Additionally, some data for reproductive variables was missing. Researchers also note that the number of women who experienced natural menopause was much higher than the women with a history of surgeries, so this may have impacted the results. They also did not have details about the use of hormone replacement therapy.

Dr. Park noted another potential area for further study: “The effects of estrogen could be investigated in people with early-onset dementia and late-onset dementia,” she said.

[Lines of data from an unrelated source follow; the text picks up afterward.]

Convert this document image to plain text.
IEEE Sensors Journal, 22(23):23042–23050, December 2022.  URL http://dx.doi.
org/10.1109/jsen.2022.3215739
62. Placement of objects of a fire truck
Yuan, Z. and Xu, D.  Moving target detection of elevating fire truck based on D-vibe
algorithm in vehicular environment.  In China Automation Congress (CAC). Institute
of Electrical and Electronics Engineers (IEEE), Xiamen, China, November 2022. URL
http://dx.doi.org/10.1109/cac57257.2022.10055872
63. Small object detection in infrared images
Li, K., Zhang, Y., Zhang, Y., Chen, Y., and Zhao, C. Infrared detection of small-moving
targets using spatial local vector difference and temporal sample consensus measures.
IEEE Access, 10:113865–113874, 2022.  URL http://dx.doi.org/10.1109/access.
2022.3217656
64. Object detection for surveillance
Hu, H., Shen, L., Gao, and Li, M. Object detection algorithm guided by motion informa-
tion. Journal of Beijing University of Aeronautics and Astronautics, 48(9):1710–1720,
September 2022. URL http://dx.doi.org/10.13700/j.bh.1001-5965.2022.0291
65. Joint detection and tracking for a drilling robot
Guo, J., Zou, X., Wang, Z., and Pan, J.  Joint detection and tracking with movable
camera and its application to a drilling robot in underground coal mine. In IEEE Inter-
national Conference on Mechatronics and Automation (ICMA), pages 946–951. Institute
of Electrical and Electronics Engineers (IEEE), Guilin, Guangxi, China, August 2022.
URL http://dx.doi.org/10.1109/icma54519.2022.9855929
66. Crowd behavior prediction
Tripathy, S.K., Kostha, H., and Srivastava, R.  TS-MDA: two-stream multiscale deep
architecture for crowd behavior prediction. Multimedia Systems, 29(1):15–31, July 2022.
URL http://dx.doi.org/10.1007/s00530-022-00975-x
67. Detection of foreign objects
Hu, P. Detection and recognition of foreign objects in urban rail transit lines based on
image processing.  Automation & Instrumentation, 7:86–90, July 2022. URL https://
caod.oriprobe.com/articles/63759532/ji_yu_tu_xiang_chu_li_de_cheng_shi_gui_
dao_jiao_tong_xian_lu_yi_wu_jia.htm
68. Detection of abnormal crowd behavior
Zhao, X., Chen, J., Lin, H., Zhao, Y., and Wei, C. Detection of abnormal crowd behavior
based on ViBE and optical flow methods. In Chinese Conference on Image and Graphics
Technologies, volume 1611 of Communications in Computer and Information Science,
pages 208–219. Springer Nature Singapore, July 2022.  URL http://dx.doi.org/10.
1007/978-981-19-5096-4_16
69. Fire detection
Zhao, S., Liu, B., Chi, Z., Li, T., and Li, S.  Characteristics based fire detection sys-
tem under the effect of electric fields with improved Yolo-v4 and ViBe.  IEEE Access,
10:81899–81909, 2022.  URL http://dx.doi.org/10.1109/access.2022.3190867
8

“If the protective effects of estrogen may persist for at least 10 to 15 years after menopause, the effects of estrogen might be different in late life. The interaction between APOE genotype and estrogen should be investigated in the future.”

Despite these limitations, the study points to the potentially protective effects of estrogen when it comes to dementia risk. More research is needed before any major updates are made to clinical practice.

Dr. Krychman noted the following:

“There is no easy, simplistic answer. [The] window phase hypothesis demonstrated that estrogen may have an effect [on] dementia prevention if therapy is started early (within the first 5 years of menopause. Whereas other studies like the Woman’s Health Initiative Memory Study (WHIMS) showed deleterious effects due to estrogen action on the brain. Results should be interpreted with cautious optimism, and all women who are concerned about dementia should seek medical care and a proper assessment and evaluation.”